Quand le réveil sonne à 5 heure du matin, il faut qu’il y ait une bonne raison. Et cette fois-ci il y en a une excellente! Direction les studios CBS de la série NCIS à deux heures au Nord de Los Angeles, point de rendez-vous pour notre départ sur le tournage en extérieur du premier épisode de la nouvelle saison. La température indique déjà 25°C et l’après-midi dans le désert prometd’être définitivement caniculaire.

Dès le hall d’entrée, les affiches géantes de la promotion et les portraits de Mark Harmon nous accueille pour une visite des décors mythique de la série : grande salle principale, laboratoire, bureaux, morgue, sous-marin, salle d’interrogatoire… tout y est, comme à la télé.
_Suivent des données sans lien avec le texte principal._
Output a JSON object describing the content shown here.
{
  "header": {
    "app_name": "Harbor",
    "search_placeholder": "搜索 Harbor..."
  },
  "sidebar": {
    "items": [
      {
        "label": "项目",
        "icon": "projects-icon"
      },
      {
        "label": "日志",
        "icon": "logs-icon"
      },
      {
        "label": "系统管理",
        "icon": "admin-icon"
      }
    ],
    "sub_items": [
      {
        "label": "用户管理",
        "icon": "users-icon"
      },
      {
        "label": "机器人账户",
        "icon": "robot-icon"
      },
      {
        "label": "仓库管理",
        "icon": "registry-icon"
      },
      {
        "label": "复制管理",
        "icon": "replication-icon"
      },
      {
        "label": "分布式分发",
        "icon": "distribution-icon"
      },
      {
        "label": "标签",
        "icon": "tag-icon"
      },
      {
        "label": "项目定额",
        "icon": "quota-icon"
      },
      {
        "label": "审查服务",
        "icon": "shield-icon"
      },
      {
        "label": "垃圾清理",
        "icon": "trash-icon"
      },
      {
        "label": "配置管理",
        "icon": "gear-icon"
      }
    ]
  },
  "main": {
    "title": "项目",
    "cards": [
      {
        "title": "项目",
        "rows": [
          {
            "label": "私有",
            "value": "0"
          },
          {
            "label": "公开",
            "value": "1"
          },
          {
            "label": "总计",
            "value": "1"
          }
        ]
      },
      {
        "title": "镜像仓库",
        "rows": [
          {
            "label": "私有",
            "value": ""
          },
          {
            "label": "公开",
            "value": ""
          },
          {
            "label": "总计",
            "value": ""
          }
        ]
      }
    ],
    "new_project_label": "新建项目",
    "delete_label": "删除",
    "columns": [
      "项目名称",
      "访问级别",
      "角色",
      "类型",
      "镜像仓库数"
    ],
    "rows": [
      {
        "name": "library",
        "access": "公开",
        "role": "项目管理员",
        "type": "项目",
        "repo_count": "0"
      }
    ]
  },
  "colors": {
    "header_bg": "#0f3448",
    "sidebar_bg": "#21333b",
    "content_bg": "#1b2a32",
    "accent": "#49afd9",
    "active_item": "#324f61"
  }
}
Je ne résiste pas au plaisir morbide de m’allonger dans un des casiers de la morgue. Impressionnant et frissons garantis! Tout est vrai et faux en même temps. Aucun produit dangereux dans les éprouvettes, les portes ne ferment pas, les ascenseurs ne montent et ne descendent pas, les fenêtres ne donnent sur rien, et les plafonds sont un enchevêtrement de ponts-lumières sur lesquels les projecteurs ont été réglés pour toute la durée du tournage de la saison. Lumière parfaite et identique d’une scène à une autre oblige. Se promener dans les lieux légendaires d’une série que l’on suit depuis des années procure un curieux sentiment, un plaisir d’enfant mêlé à une sensation d’espionnage, comme si l’on avait pas vraiment le droit d’être ici, de découvrir les secrets de l’envers du décor, de voir ce que personne d’autre ne voit devant son écran plat. Savoir que chaque recoin des studios peut être utilisé pour une scène, du hall d’entrée, aux escaliers qui donnent accès aux bureaux de production, jusqu’au parking ou au moindre couloir, révèlent une réalité qui pour autant qu’elle vous enlève du mystère et de la magie, ajoute une curiosité et une fascination pour les détails des recettes du tournage.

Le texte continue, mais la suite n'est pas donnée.